Ever since the recent surge in AI development, concerns about data centres have also come into sharper focus. These facilities consume significant amounts of energy and water, raising questions about their long-term environmental impact. Perhaps in a bid to quell these worries without hindering expansion, some companies have begun exploring more unconventional ideas, including the possibility of moving compute infrastructure into space. While the concept is still largely experimental, companies like AMD are already discussing how AI workloads could eventually extend beyond Earth, although the idea still faces several technical challenges.
In a recent blog post, Mark Papermaster, CTO of AMD, describes space as the “ultimate edge environment”, where systems have to operate with limited power, restricted connectivity, and long communication delays with Earth. As such, satellites and spacecraft cannot rely on constant links to ground stations, making onboard processing not just beneficial, but essential.
Why Space?

Managing data centres on Earth is already challenging, and the problem becomes even more complex in space. The blog explains that downlink is limited by bandwidth, power, and communication windows, which makes sending all data back to Earth slow and inefficient. This raises the question of why companies are exploring space-based compute in the first place and why AMD is discussing this direction.
According to Papermaster, edge processing allows spacecraft and satellites to interpret data locally and act on it directly. Engineers can also adapt this AI across different use cases depending on mission needs. He further highlights growing interest in orbital compute, driven by the “insatiable” demand for AI processing. There have been attempts to explore large-scale computing in space, partly to leverage abundant solar energy and the thermal advantages of operating in a vacuum. However, the concept still comes with significant challenges.
Challenges Of Orbital Data Centres

As noted in the blog, “large-scale orbital compute will ultimately be limited by power, thermal dissipation, radiation resilience, and communications.” Papermaster also highlights concepts such as sun-synchronous orbits, where satellites maintain consistent lighting conditions to maximise solar energy availability while reducing temperature fluctuations. Even so, heat dissipation remains a major challenge. Without air in space to carry heat away, these systems would have to rely on radiators to regulate temperature.
However, he views these constraints in a more positive light. “This unique constraint transforms performance-per-watt from a metric into a mandate that drives the architectural innovations making massive-scale AI in orbit a reality,” he says.
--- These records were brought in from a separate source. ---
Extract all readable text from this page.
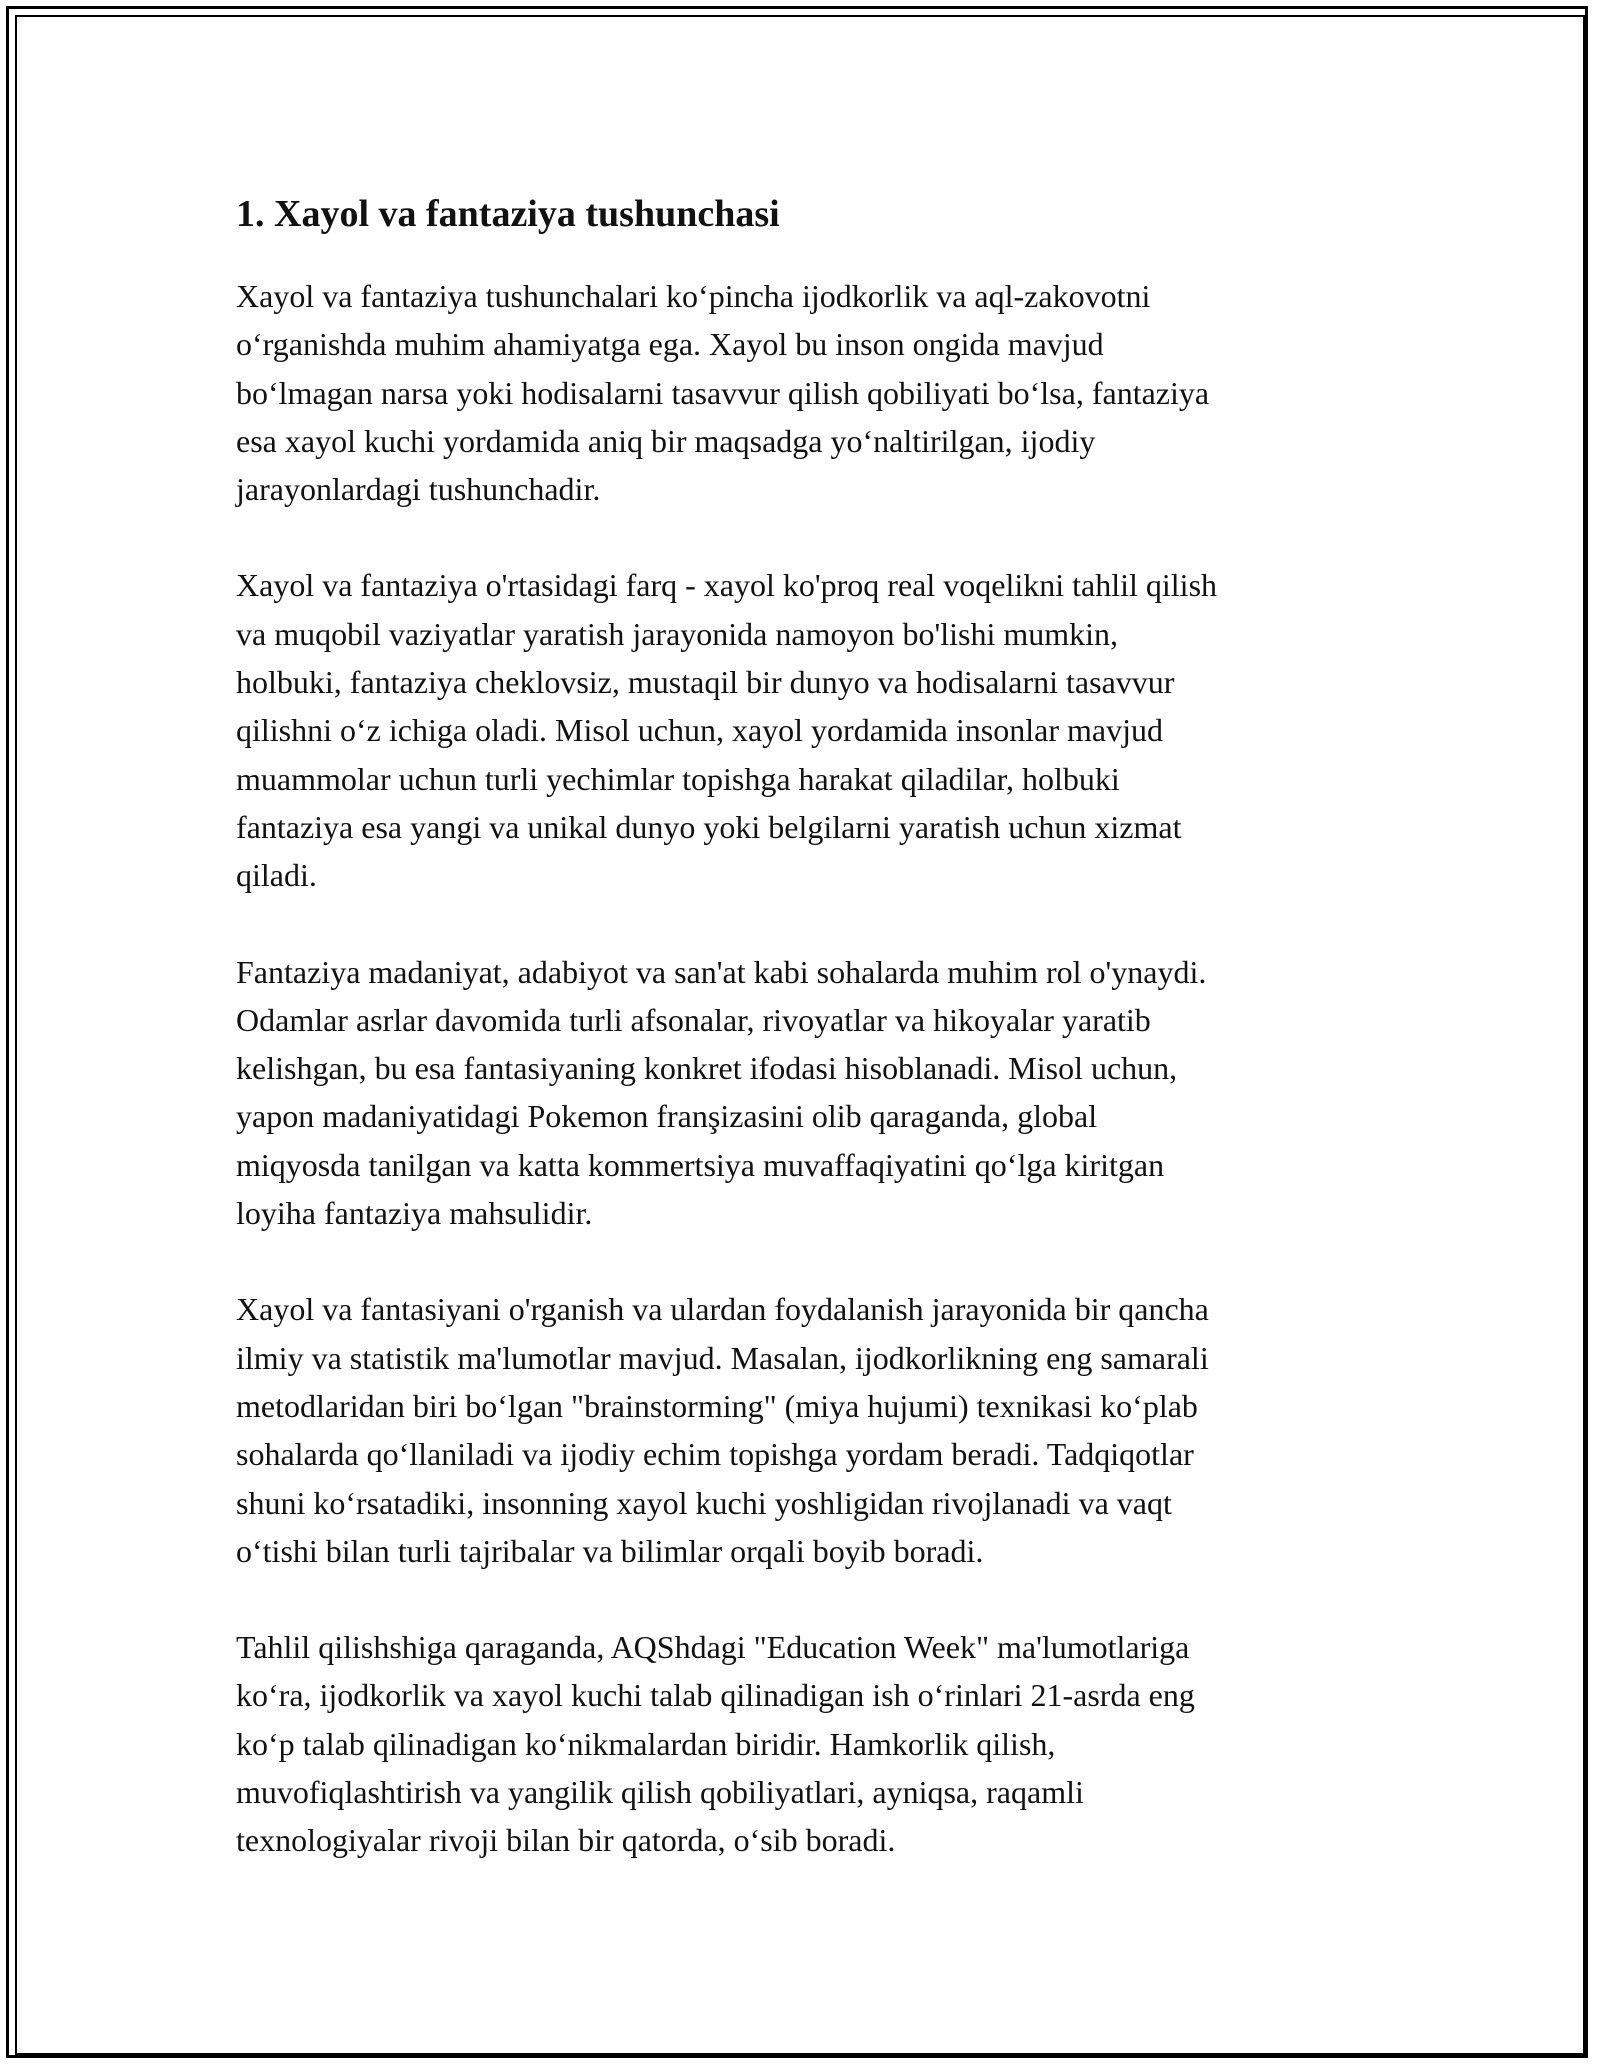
1. Xayol va fantaziya tushunchasi

Xayol va fantaziya tushunchalari koʻpincha ijodkorlik va aql-zakovotni
oʻrganishda muhim ahamiyatga ega. Xayol bu inson ongida mavjud
boʻlmagan narsa yoki hodisalarni tasavvur qilish qobiliyati boʻlsa, fantaziya
esa xayol kuchi yordamida aniq bir maqsadga yoʻnaltirilgan, ijodiy
jarayonlardagi tushunchadir.

Xayol va fantaziya o'rtasidagi farq - xayol ko'proq real voqelikni tahlil qilish
va muqobil vaziyatlar yaratish jarayonida namoyon bo'lishi mumkin,
holbuki, fantaziya cheklovsiz, mustaqil bir dunyo va hodisalarni tasavvur
qilishni oʻz ichiga oladi. Misol uchun, xayol yordamida insonlar mavjud
muammolar uchun turli yechimlar topishga harakat qiladilar, holbuki
fantaziya esa yangi va unikal dunyo yoki belgilarni yaratish uchun xizmat
qiladi.

Fantaziya madaniyat, adabiyot va san'at kabi sohalarda muhim rol o'ynaydi.
Odamlar asrlar davomida turli afsonalar, rivoyatlar va hikoyalar yaratib
kelishgan, bu esa fantasiyaning konkret ifodasi hisoblanadi. Misol uchun,
yapon madaniyatidagi Pokemon franşizasini olib qaraganda, global
miqyosda tanilgan va katta kommertsiya muvaffaqiyatini qoʻlga kiritgan
loyiha fantaziya mahsulidir.

Xayol va fantasiyani o'rganish va ulardan foydalanish jarayonida bir qancha
ilmiy va statistik ma'lumotlar mavjud. Masalan, ijodkorlikning eng samarali
metodlaridan biri boʻlgan "brainstorming" (miya hujumi) texnikasi koʻplab
sohalarda qoʻllaniladi va ijodiy echim topishga yordam beradi. Tadqiqotlar
shuni koʻrsatadiki, insonning xayol kuchi yoshligidan rivojlanadi va vaqt
oʻtishi bilan turli tajribalar va bilimlar orqali boyib boradi.

Tahlil qilishshiga qaraganda, AQShdagi "Education Week" ma'lumotlariga
koʻra, ijodkorlik va xayol kuchi talab qilinadigan ish oʻrinlari 21-asrda eng
koʻp talab qilinadigan koʻnikmalardan biridir. Hamkorlik qilish,
muvofiqlashtirish va yangilik qilish qobiliyatlari, ayniqsa, raqamli
texnologiyalar rivoji bilan bir qatorda, oʻsib boradi.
That said, at a meaningful scale, the design approach shifts towards modular, serviceable systems rather than what Papermaster refers to as “data centres in a box”. At larger scales, these modular deployments could potentially grow towards multimegawatt-class capabilities over time. They would also require high-speed, low-latency interconnects between individual modules to function as a cohesive system.
In addition, reliability and serviceability become key considerations. Engineers expect these modules to have finite operational lifetimes, which means they will need to periodically de-orbit and replace them. In this model, the system behaves more like a managed fleet rather than a single long-lived installation.
Making Space “AI Buildable”

With all that said, AMD is exploring approaches that could make AI in space more practical. Rather than treating it as a one-off deployment, the company describes a more repeatable platform-based approach.
This begins with scalable compute building blocks that match the mission requirements in size and capability. AMD highlights a mix of CPUs, GPUs, and FPGAs, along with other accelerator options, all within a modular design philosophy aimed at supporting different workloads in space environments.

This approach essentially extends AMD’s existing edge computing strategy into space. By maintaining the same platform consistency used in ground-based deployments, the company claims that it allows partners to build on a repeatable foundation and scale their capabilities over time without needing to redesign everything from scratch.
Additionally, since space missions are complex, AMD places strong emphasis on “openness” by promoting the use of its ROCm open software stack. This allows developers to optimise and validate systems across different hardware setups, avoiding proprietary lock-in while encouraging a more flexible and collaborative development environment for space applications.
AI is increasingly moving into environments where computing must operate under tight constraints, whether in factories, hospitals, vehicles, or even space. This shift brings processing closer to where data is generated, reduces latency, saves bandwidth, and improves overall efficiency in mission-critical systems. In that sense, people now view space as the latest frontier for edge computing, rather than a complete departure from how engineers already design and deploy these systems on Earth.